For two months, Laura's world was the inside of her sedan chair. She grew accustomed to the sway of the chair up on the men's shoulders as they trudged along like beasts; and she memorized every detail of the thin wood floor and walls of woven bamboo. The windows were covered with thick woven curtains which she raised and lowered to protect herself from the harsh mountain rains and wind. After a week of travel, she was sufficiently habituated to the rhythmic motions of the chair that she was even able to take pen in hand and write letters to her sister. Laura had always been close to her sister, only three years younger than she, but now, separated by half a world, the last barriers of sisterly reticence tumbled and the letters became a clear reflection of her thoughts.* Laura wrote that as a young girl she had fantasized idly about the life of a princess, and now she was being toted across China princess-style. Yet after a week or two the novelty of the experience diminished, and she reflected that to the men carrying her she was merely baggage. The thought bothered her, and she discussed the matter one evening with Dr. Chester. "Are you not, my dear, carrying your baby just as these men carry you?" he asked. Laura admitted that she was, although she was uncertain precisely what Dr. Chester's point was: Dr. Chester had a way of making you see things in a new light without explaining anything. In the afternoons, with the heavy curtains closed, the sedan chair grew warm and the swaying made Laura sleepy. Travel, Laura wrote, seemed to be a matter of submission to an endless series of rocking and swaying motions: the ship on the ocean, the train passing through the endless tunnels of northern Indochina and over the high bridges with their views of the deep jungle gorges, and now being carried toward Bantang, the city on the Tibetan border where Dr.
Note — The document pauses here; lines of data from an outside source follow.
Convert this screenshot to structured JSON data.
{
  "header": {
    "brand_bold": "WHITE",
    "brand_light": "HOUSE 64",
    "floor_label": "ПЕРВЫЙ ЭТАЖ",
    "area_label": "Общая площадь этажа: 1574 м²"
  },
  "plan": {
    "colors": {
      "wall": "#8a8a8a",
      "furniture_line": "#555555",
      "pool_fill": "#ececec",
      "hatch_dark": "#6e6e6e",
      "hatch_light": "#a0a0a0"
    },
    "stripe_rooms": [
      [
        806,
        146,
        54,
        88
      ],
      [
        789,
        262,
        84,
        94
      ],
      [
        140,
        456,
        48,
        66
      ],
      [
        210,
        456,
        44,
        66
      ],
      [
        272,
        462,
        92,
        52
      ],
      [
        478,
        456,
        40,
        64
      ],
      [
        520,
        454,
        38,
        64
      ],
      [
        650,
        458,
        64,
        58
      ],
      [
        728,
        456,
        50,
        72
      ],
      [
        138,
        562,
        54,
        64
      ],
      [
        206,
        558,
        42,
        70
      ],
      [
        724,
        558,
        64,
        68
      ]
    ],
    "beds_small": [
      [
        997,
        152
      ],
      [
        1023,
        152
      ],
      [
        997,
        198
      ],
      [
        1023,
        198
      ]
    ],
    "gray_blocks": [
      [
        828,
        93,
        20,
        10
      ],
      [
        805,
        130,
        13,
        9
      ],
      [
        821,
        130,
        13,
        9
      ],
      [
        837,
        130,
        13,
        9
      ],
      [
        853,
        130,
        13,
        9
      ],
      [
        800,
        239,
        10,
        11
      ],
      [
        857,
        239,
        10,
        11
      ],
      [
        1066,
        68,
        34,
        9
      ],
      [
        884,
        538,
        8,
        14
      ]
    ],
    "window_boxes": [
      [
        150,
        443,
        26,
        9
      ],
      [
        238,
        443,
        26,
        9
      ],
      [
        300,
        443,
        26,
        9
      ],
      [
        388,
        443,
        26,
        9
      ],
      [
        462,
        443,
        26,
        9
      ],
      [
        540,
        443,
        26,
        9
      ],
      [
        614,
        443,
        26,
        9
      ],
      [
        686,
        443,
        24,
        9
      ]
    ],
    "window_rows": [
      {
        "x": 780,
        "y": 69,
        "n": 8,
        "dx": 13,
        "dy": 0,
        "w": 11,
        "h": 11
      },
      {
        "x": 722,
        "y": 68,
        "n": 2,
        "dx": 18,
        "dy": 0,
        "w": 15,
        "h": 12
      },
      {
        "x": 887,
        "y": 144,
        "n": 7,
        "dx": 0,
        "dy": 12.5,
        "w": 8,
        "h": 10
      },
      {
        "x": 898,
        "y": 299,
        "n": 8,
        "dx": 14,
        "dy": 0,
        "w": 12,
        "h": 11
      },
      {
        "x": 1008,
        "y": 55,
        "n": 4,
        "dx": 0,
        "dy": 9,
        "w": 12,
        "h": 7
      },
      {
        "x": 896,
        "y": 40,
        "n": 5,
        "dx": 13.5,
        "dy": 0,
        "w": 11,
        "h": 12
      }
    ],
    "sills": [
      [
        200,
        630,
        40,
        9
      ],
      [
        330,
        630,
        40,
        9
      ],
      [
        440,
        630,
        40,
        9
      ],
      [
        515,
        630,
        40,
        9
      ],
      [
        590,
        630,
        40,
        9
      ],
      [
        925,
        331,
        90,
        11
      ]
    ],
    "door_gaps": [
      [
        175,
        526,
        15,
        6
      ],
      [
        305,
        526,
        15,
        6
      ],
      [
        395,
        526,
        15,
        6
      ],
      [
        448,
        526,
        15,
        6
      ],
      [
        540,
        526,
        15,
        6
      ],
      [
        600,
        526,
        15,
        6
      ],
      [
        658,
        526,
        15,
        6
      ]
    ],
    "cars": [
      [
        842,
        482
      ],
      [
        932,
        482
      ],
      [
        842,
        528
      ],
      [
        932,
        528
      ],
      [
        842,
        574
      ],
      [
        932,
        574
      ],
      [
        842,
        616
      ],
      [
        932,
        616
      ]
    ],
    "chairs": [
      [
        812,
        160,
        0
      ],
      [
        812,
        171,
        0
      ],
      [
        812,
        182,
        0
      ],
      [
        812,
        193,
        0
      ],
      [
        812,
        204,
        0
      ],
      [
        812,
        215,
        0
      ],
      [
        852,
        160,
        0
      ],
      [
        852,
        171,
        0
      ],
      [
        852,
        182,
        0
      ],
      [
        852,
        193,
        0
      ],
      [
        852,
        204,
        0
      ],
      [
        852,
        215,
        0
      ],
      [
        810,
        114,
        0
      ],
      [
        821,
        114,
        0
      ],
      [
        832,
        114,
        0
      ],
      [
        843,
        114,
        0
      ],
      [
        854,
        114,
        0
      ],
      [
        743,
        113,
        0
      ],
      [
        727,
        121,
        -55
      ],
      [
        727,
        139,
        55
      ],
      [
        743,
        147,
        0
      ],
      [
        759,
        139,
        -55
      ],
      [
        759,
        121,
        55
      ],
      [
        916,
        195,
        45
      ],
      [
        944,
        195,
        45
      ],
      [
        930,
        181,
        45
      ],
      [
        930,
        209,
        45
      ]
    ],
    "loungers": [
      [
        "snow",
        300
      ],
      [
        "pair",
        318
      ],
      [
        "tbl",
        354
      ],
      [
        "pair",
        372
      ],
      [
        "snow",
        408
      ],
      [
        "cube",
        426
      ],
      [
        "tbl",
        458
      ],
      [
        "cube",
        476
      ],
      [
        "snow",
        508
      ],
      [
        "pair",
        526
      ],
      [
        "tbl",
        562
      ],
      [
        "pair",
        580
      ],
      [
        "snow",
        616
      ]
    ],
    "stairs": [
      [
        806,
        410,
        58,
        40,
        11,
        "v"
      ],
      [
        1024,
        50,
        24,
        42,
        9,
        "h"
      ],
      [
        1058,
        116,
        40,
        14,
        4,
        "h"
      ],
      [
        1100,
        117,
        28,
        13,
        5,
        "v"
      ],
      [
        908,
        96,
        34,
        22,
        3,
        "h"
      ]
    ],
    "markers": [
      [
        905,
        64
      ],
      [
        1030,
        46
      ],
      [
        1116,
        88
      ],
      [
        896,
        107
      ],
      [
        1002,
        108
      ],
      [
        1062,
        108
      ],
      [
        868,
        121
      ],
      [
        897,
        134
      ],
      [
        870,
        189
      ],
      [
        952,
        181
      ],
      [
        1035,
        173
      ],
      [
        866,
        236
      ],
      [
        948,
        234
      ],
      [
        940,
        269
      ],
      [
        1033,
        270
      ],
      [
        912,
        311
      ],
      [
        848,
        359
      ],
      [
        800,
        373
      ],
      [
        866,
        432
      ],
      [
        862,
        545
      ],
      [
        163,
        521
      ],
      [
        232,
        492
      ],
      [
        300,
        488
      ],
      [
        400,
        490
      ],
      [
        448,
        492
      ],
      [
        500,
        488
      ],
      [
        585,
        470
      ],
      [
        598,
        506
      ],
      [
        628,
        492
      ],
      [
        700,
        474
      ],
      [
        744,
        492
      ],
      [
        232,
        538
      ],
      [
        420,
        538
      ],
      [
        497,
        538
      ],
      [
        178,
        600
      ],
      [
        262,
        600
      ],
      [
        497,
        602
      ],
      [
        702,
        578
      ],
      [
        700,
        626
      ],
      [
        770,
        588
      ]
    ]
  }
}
Chester had promised that the traveling, for the moment, would end, where she could wait for her baby to arrive. What a strange place to be born! thought Laura. By the time you read this, she wrote to her sister, I will probably have had a baby, and then it will be many more months before I can read your letters telling me how happy you are for me. So I better accept your congratulations now! she added, and then, overcome by a superstitious chill, knocked three times on the bamboo walls of the sedan, and wondered if bamboo was a kind of wood.